Wherever you look in the Commission’s proposals, you recognize features from elsewhere in the EU’s constellation. The conditionality that is to be attached to the grants and loans, while it could be highly controversial — because some countries fear it will be used to deny them money — is not new. Conditionality has long been a feature of regional aid and other reform programs, albeit sometimes badly policed.

Yet for all the familiarity of individual elements, when they are put together, the Recovery Instrument, Next Generation EU and the 2021-2027 budget of €1.1 trillion do amount to something new and potentially revolutionary. If the Commission were to win the unconditional consent of the member countries, then in just a few years the EU would be transformed.

How? Because the EU would be pushing out a large amount of money in a short space of time. The emphasis on particular policy objectives — notably digital infrastructure and combating climate change — would represent a swift shift of emphasis unthinkable a few months ago.

Although the recovery fund is supposed to be just temporary, if it were to achieve its aims, it would change people’s perceptions of what the EU could do. If new forms of revenue were introduced, and administered without controversy, and the trend to contract the EU budget were reversed, then some of the poison would drain from the EU’s budget negotiations.

Above all, the Commission would have strengthened its position and recovered much of the legitimacy that it lost during the banking and sovereign debt crises.

The continued commercial belligerence of U.S. President Donald Trump is an incentive for the EU to stand together — and a disincentive to look elsewhere for multilateral solutions.

All of these are reasons why some member countries will hesitate to fall in line with von der Leyen’s proposals and with the Franco-German initiative that preceded them. Whatever the short-term pain of the coronavirus crisis, they may not consider that Europe’s economic recovery necessitates giving the Commission a shot of growth-hormone.

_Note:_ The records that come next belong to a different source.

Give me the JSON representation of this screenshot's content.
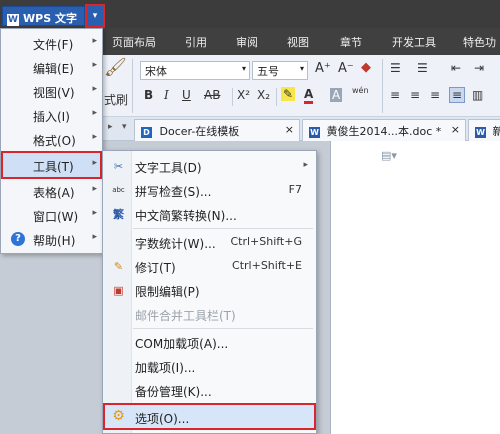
{
  "app": {
    "title": "WPS 文字",
    "arrow": "▾"
  },
  "ribbon_tabs": [
    "页面布局",
    "引用",
    "审阅",
    "视图",
    "章节",
    "开发工具",
    "特色功"
  ],
  "ribbon": {
    "font_name": "宋体",
    "font_size": "五号",
    "format_painter": "式刷",
    "bold": "B",
    "italic": "I",
    "underline": "U",
    "strike": "AB",
    "superscript": "X²",
    "subscript": "X₂",
    "font_grow": "A⁺",
    "font_shrink": "A⁻",
    "font_color": "A",
    "char_border": "A",
    "phonetic": "wén"
  },
  "doc_tabs": [
    {
      "label": "Docer-在线模板",
      "close": "×"
    },
    {
      "label": "黄俊生2014...本.doc *",
      "close": "×"
    },
    {
      "label": "新"
    }
  ],
  "app_menu": [
    {
      "label": "文件(F)",
      "arrow": "▸"
    },
    {
      "label": "编辑(E)",
      "arrow": "▸"
    },
    {
      "label": "视图(V)",
      "arrow": "▸"
    },
    {
      "label": "插入(I)",
      "arrow": "▸"
    },
    {
      "label": "格式(O)",
      "arrow": "▸"
    },
    {
      "label": "工具(T)",
      "arrow": "▸",
      "selected": true
    },
    {
      "label": "表格(A)",
      "arrow": "▸"
    },
    {
      "label": "窗口(W)",
      "arrow": "▸"
    },
    {
      "label": "帮助(H)",
      "arrow": "▸",
      "icon": "help-icon"
    }
  ],
  "tools_menu": [
    {
      "label": "文字工具(D)",
      "arrow": "▸",
      "icon": "text-tool-icon"
    },
    {
      "label": "拼写检查(S)...",
      "shortcut": "F7",
      "icon": "spellcheck-icon"
    },
    {
      "label": "中文简繁转换(N)...",
      "icon": "chinese-convert-icon"
    },
    {
      "label": "字数统计(W)...",
      "shortcut": "Ctrl+Shift+G"
    },
    {
      "label": "修订(T)",
      "shortcut": "Ctrl+Shift+E",
      "icon": "track-changes-icon"
    },
    {
      "label": "限制编辑(P)",
      "icon": "restrict-edit-icon"
    },
    {
      "label": "邮件合并工具栏(T)",
      "disabled": true
    },
    {
      "label": "COM加载项(A)..."
    },
    {
      "label": "加载项(I)..."
    },
    {
      "label": "备份管理(K)..."
    },
    {
      "label": "选项(O)...",
      "selected": true,
      "icon": "gear-icon"
    }
  ],
  "colors": {
    "accent_red": "#d9262b",
    "wps_blue": "#2a5fb0",
    "menu_highlight": "#cfe0f6"
  }
}
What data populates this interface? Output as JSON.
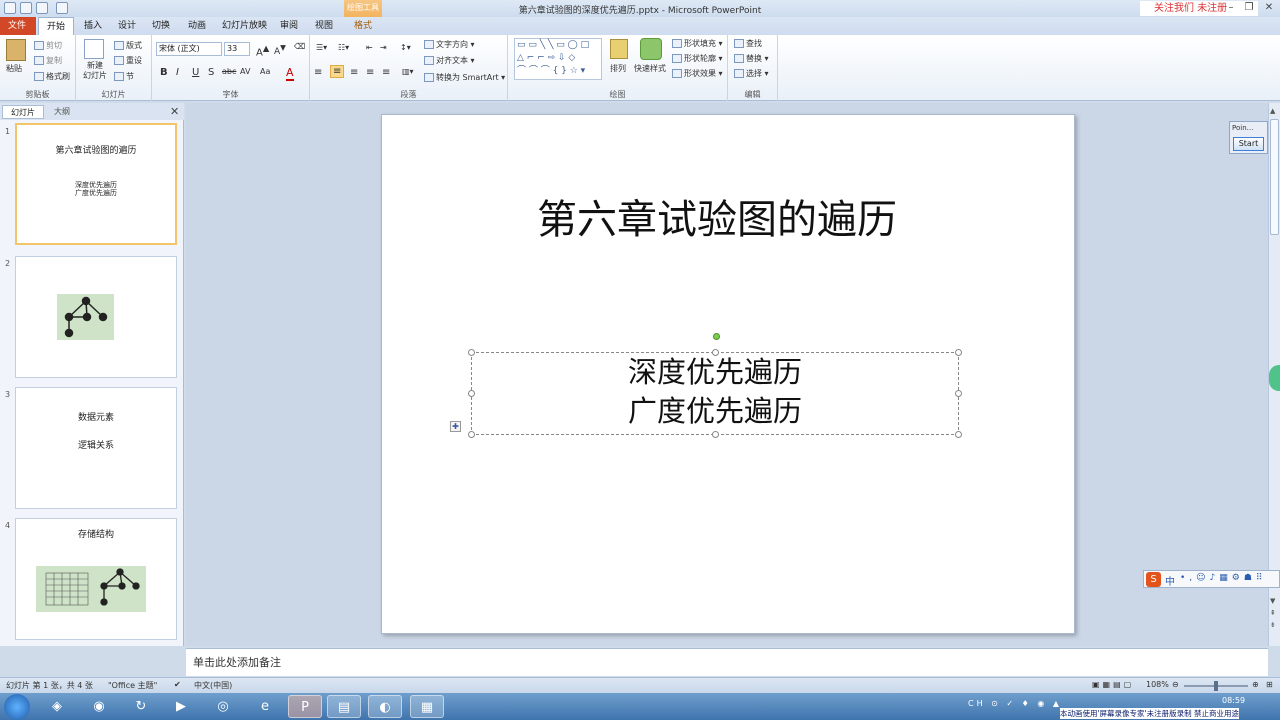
{
  "window": {
    "title": "第六章试验图的深度优先遍历.pptx - Microsoft PowerPoint",
    "context_tab_header": "绘图工具",
    "watermark": "关注我们 未注册"
  },
  "tabs": [
    "文件",
    "开始",
    "插入",
    "设计",
    "切换",
    "动画",
    "幻灯片放映",
    "审阅",
    "视图",
    "格式"
  ],
  "ribbon": {
    "clipboard": {
      "paste": "粘贴",
      "cut": "剪切",
      "copy": "复制",
      "format_painter": "格式刷",
      "label": "剪贴板"
    },
    "slides": {
      "new_slide": "新建\n幻灯片",
      "layout": "版式",
      "reset": "重设",
      "section": "节",
      "label": "幻灯片"
    },
    "font": {
      "family": "宋体 (正文)",
      "size": "33",
      "label": "字体",
      "buttons": [
        "B",
        "I",
        "U",
        "S",
        "abc",
        "AV",
        "Aa",
        "A"
      ]
    },
    "paragraph": {
      "text_direction": "文字方向",
      "align_text": "对齐文本",
      "smartart": "转换为 SmartArt",
      "label": "段落"
    },
    "drawing": {
      "arrange": "排列",
      "quick_styles": "快速样式",
      "shape_fill": "形状填充",
      "shape_outline": "形状轮廓",
      "shape_effects": "形状效果",
      "label": "绘图"
    },
    "editing": {
      "find": "查找",
      "replace": "替换",
      "select": "选择",
      "label": "编辑"
    }
  },
  "pane": {
    "tabs": [
      "幻灯片",
      "大纲"
    ]
  },
  "thumbnails": [
    {
      "num": "1",
      "title": "第六章试验图的遍历",
      "lines": [
        "深度优先遍历",
        "广度优先遍历"
      ]
    },
    {
      "num": "2"
    },
    {
      "num": "3",
      "lines": [
        "数据元素",
        "逻辑关系"
      ]
    },
    {
      "num": "4",
      "title": "存储结构"
    }
  ],
  "slide": {
    "title": "第六章试验图的遍历",
    "body_line1": "深度优先遍历",
    "body_line2": "广度优先遍历"
  },
  "notes_placeholder": "单击此处添加备注",
  "status": {
    "slide_info": "幻灯片 第 1 张，共 4 张",
    "theme": "\"Office 主题\"",
    "language": "中文(中国)",
    "zoom": "108%"
  },
  "pointer_panel": {
    "title": "Poin...",
    "button": "Start"
  },
  "taskbar": {
    "time": "08:59",
    "notice": "本动画使用'屏幕录像专家'未注册版录制 禁止商业用途",
    "ime": "中"
  }
}
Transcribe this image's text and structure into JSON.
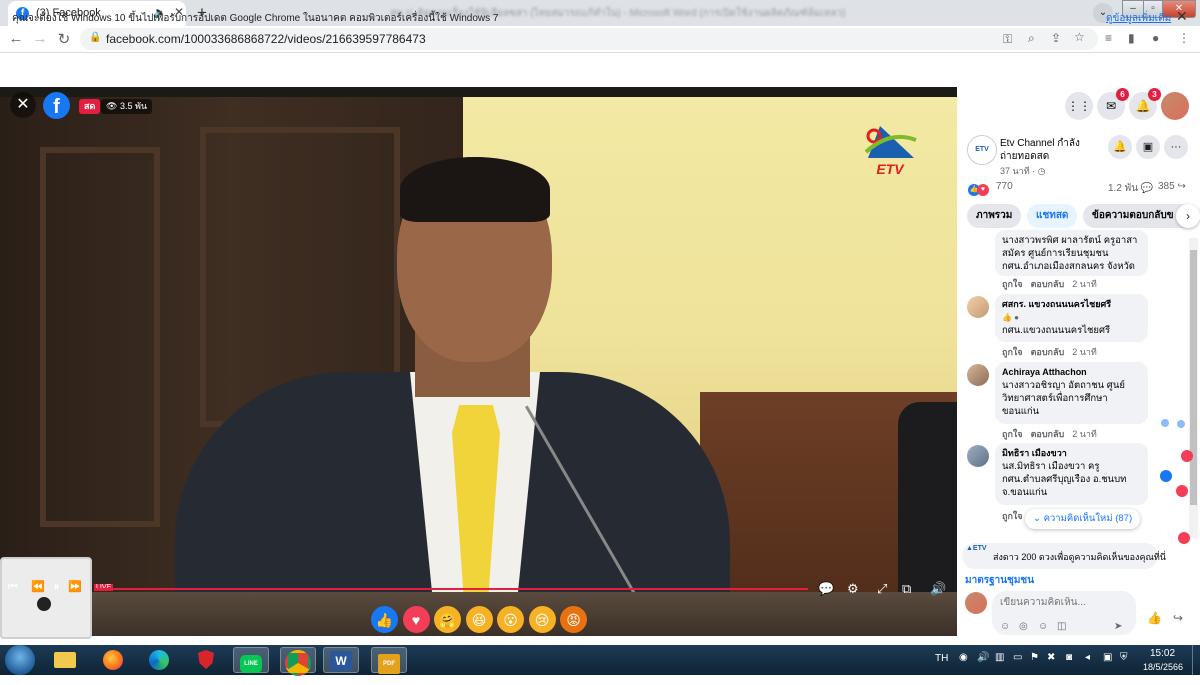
{
  "browser": {
    "tab_title": "(3) Facebook",
    "tab_favicon": "f",
    "tab_audio_icon": "🔈",
    "tab_close": "✕",
    "new_tab": "+",
    "window_title": "สพ.ป. ติดตามเรื่องใช้ฟิเลียลซสา (ไทยสมารถแก้ทำใน) - Microsoft Word (การเปิดใช้งานผลิตภัณฑ์ล้มเหลว)",
    "url": "facebook.com/100033686868722/videos/216639597786473",
    "info_text": "คุณจะต้องใช้ Windows 10 ขึ้นไปเพื่อรับการอัปเดต Google Chrome ในอนาคต คอมพิวเตอร์เครื่องนี้ใช้ Windows 7",
    "info_link": "ดูข้อมูลเพิ่มเติม",
    "info_close": "✕"
  },
  "video": {
    "live_label": "สด",
    "viewers": "3.5 พัน",
    "close": "✕",
    "logo_text": "ETV",
    "live_small": "LIVE",
    "progress": 1.0
  },
  "reactions": [
    {
      "name": "like",
      "glyph": "👍",
      "color": "#1877f2"
    },
    {
      "name": "love",
      "glyph": "♥",
      "color": "#f33e58"
    },
    {
      "name": "care",
      "glyph": "🤗",
      "color": "#f7b125"
    },
    {
      "name": "haha",
      "glyph": "😆",
      "color": "#f7b125"
    },
    {
      "name": "wow",
      "glyph": "😮",
      "color": "#f7b125"
    },
    {
      "name": "sad",
      "glyph": "😢",
      "color": "#f7b125"
    },
    {
      "name": "angry",
      "glyph": "😡",
      "color": "#e9710f"
    }
  ],
  "panel": {
    "messenger_badge": "6",
    "notif_badge": "3",
    "page_avatar_text": "ETV",
    "page_name": "Etv Channel กำลังถ่ายทอดสด",
    "page_time": "37 นาที · ◷",
    "like_count": "770",
    "comment_count": "1.2 พัน",
    "share_count": "385",
    "tabs": [
      "ภาพรวม",
      "แชทสด",
      "ข้อความตอบกลับข"
    ],
    "comments": [
      {
        "name": "",
        "text": "นางสาวพรพิศ ผาลารัตน์ ครูอาสาสมัคร ศูนย์การเรียนชุมชน กศน.อำเภอเมืองสกลนคร จังหวัดสกลนคร",
        "likes_label": "ถูกใจ",
        "reply_label": "ตอบกลับ",
        "time": "2 นาที"
      },
      {
        "name": "ศสกร. แขวงถนนนครไชยศรี",
        "text": "กศน.แขวงถนนนครไชยศรี",
        "likes_label": "ถูกใจ",
        "reply_label": "ตอบกลับ",
        "time": "2 นาที"
      },
      {
        "name": "Achiraya Atthachon",
        "text": "นางสาวอชิรญา อัตถาชน ศูนย์วิทยาศาสตร์เพื่อการศึกษาขอนแก่น",
        "likes_label": "ถูกใจ",
        "reply_label": "ตอบกลับ",
        "time": "2 นาที"
      },
      {
        "name": "มิทธิรา เมืองขวา",
        "text": "นส.มิทธิรา เมืองขวา ครู กศน.ตำบลศรีบุญเรือง อ.ชนบท จ.ขอนแก่น",
        "likes_label": "ถูกใจ",
        "reply_label": "",
        "time": ""
      }
    ],
    "new_comments": "ความคิดเห็นใหม่ (87)",
    "stars_text": "ส่งดาว 200 ดวงเพื่อดูความคิดเห็นของคุณที่นี่",
    "standard_label": "มาตรฐานชุมชน",
    "comment_placeholder": "เขียนความคิดเห็น..."
  },
  "taskbar": {
    "apps": [
      "explorer",
      "firefox",
      "edge",
      "shield",
      "line",
      "chrome",
      "word",
      "pdf"
    ],
    "line_label": "LINE",
    "word_label": "W",
    "pdf_label": "PDF",
    "lang": "TH",
    "time": "15:02",
    "date": "18/5/2566"
  }
}
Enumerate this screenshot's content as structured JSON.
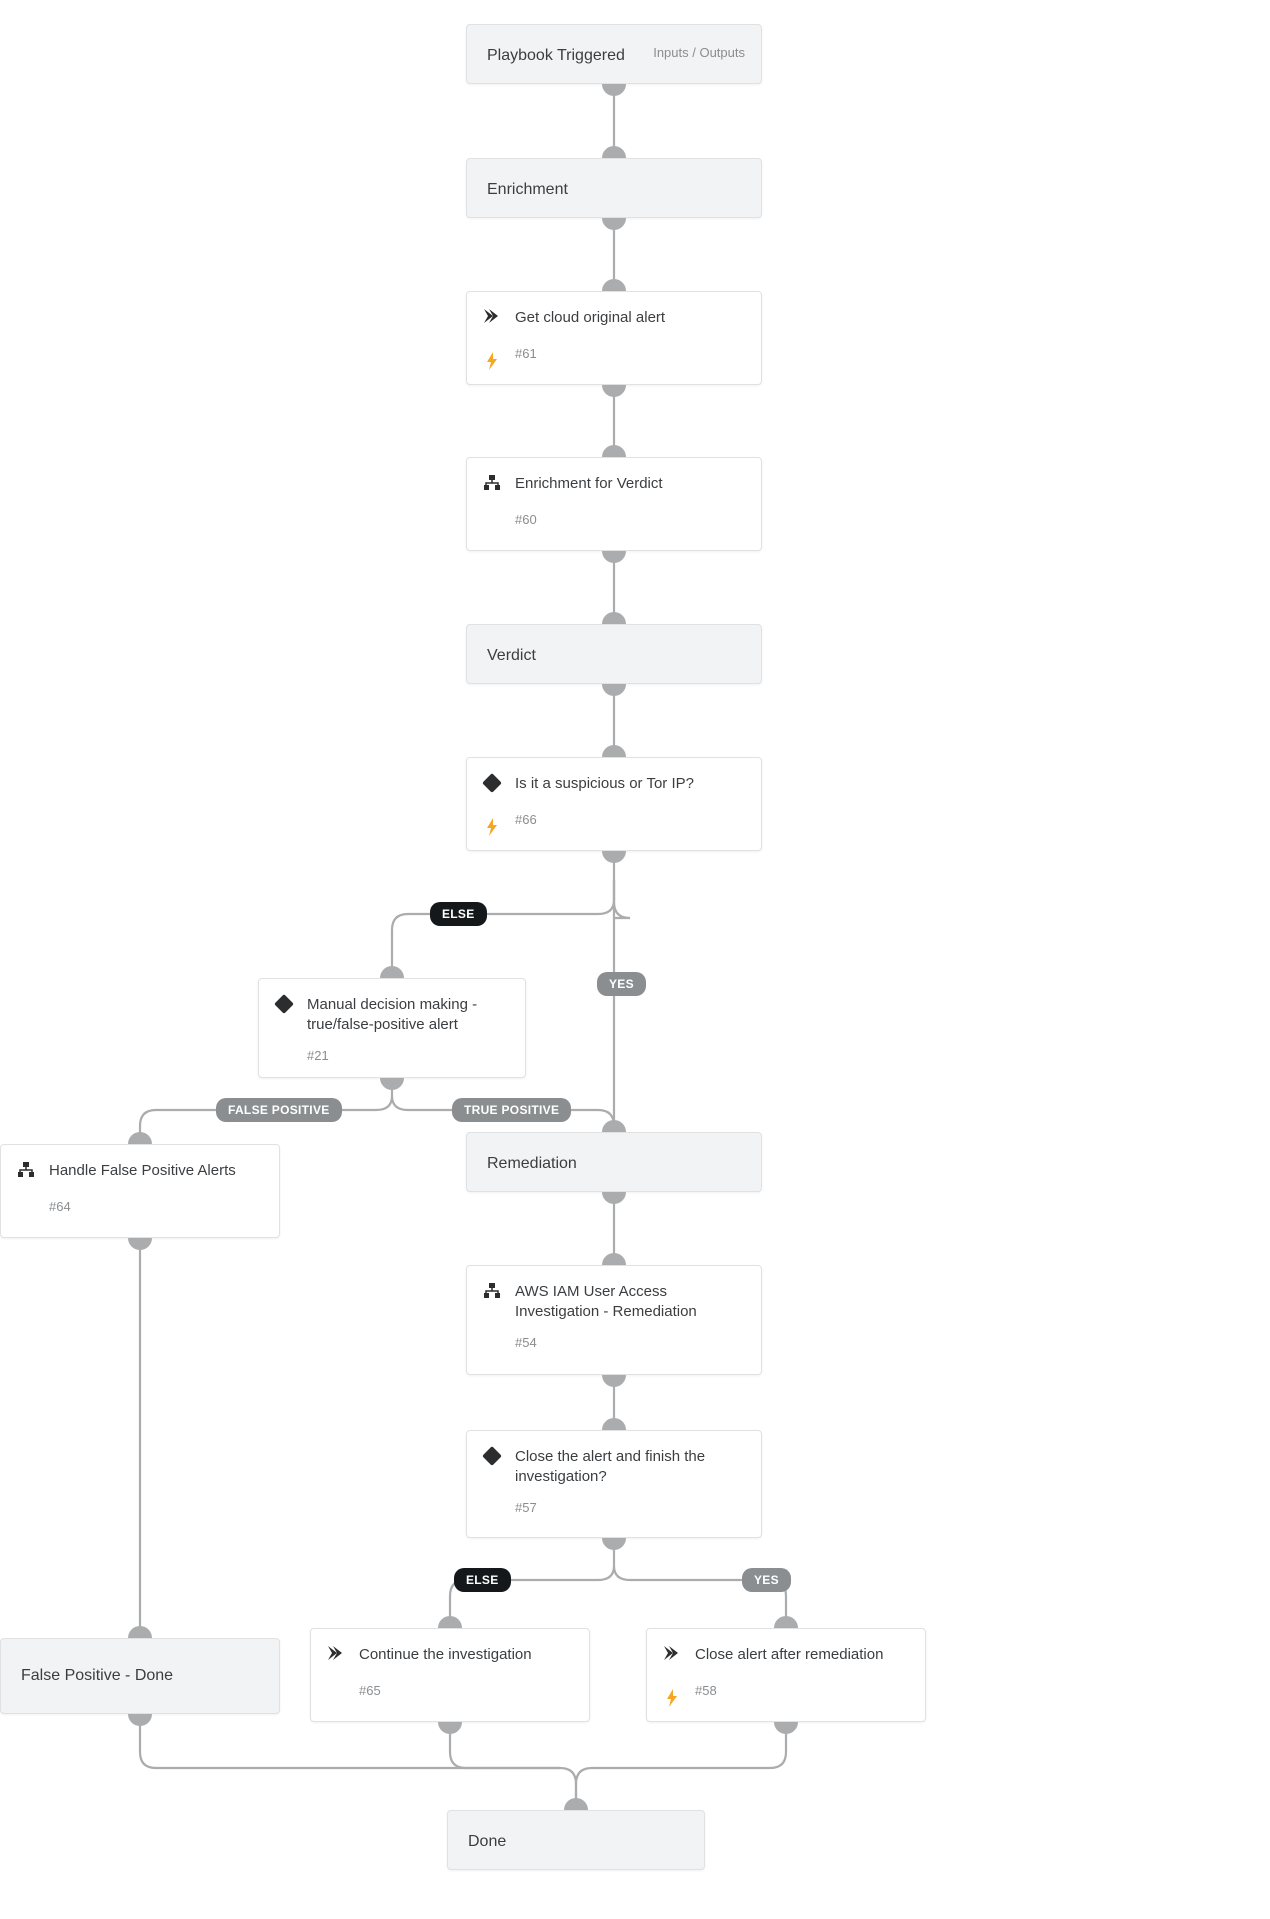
{
  "nodes": {
    "trigger": {
      "title": "Playbook Triggered",
      "io": "Inputs / Outputs"
    },
    "enrichment": {
      "title": "Enrichment"
    },
    "get_alert": {
      "title": "Get cloud original alert",
      "id": "#61"
    },
    "enrich_verdict": {
      "title": "Enrichment for Verdict",
      "id": "#60"
    },
    "verdict": {
      "title": "Verdict"
    },
    "suspicious": {
      "title": "Is it a suspicious or Tor IP?",
      "id": "#66"
    },
    "manual": {
      "title": "Manual decision making - true/false-positive alert",
      "id": "#21"
    },
    "handle_fp": {
      "title": "Handle False Positive Alerts",
      "id": "#64"
    },
    "remediation": {
      "title": "Remediation"
    },
    "aws": {
      "title": "AWS IAM User Access Investigation - Remediation",
      "id": "#54"
    },
    "close_q": {
      "title": "Close the alert and finish the investigation?",
      "id": "#57"
    },
    "continue": {
      "title": "Continue the investigation",
      "id": "#65"
    },
    "close_after": {
      "title": "Close alert after remediation",
      "id": "#58"
    },
    "fp_done": {
      "title": "False Positive - Done"
    },
    "done": {
      "title": "Done"
    }
  },
  "labels": {
    "else": "ELSE",
    "yes": "YES",
    "false_positive": "FALSE POSITIVE",
    "true_positive": "TRUE POSITIVE"
  }
}
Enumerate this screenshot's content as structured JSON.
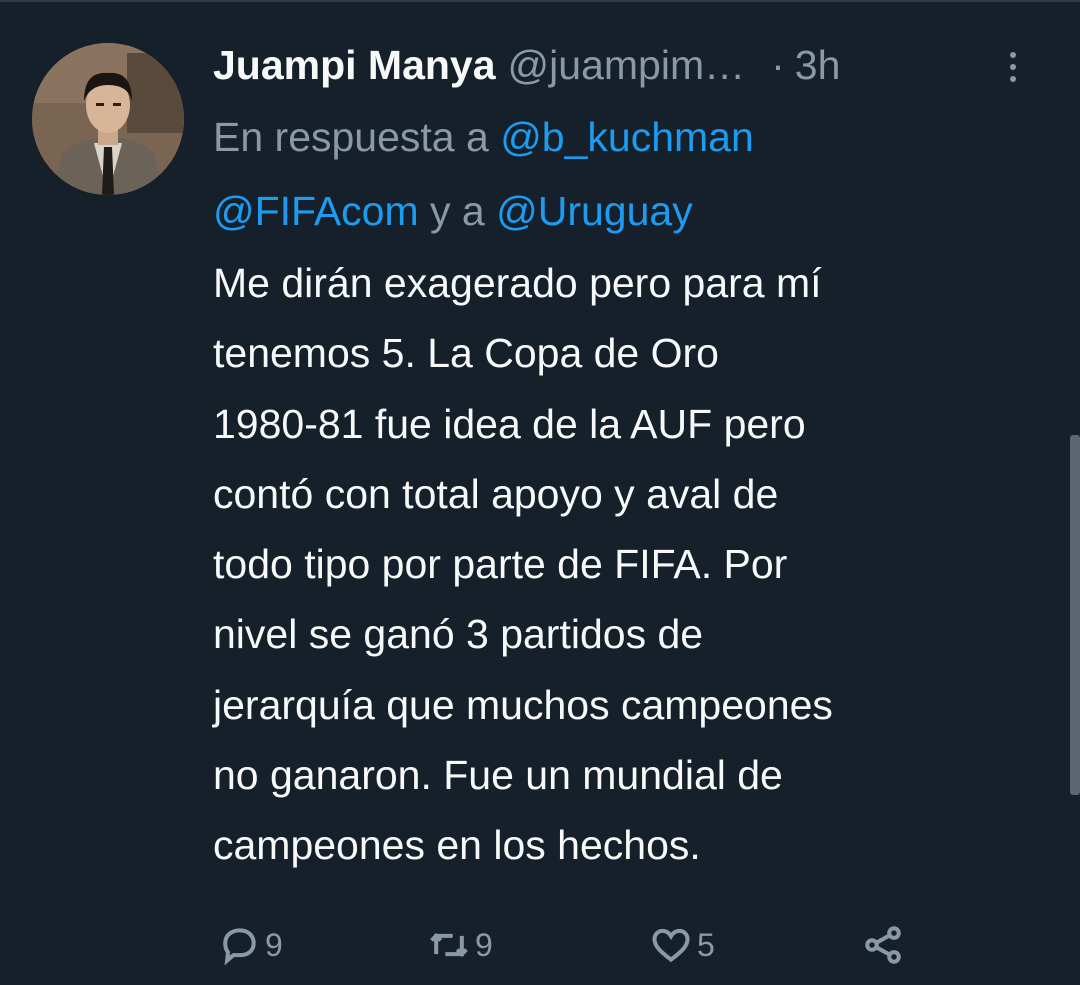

They may prefer to maintain their jealous controls of the EU’s purse-strings rather than set a precedent for new own resources. The habit of the European Council is to scale back ambition — to dilute and delay.

That said, some circumstances are in the Commission’s favor. The fragility of the European economy is an incentive to be ambitious: Governments, industrial sectors and individuals are desperate for help.

The continued commercial belligerence of U.S. President Donald Trump is an incentive for the EU to stand together — and a disincentive to look elsewhere for multilateral solutions. The departure of the United Kingdom is a clear blessing: Much of this would not even have been attempted if a British veto were possible.

If von der Leyen can maintain the support of French President Emmanuel Macron and German Chancellor Angela Merkel, then she has a chance of achieving a revolution by conservative means.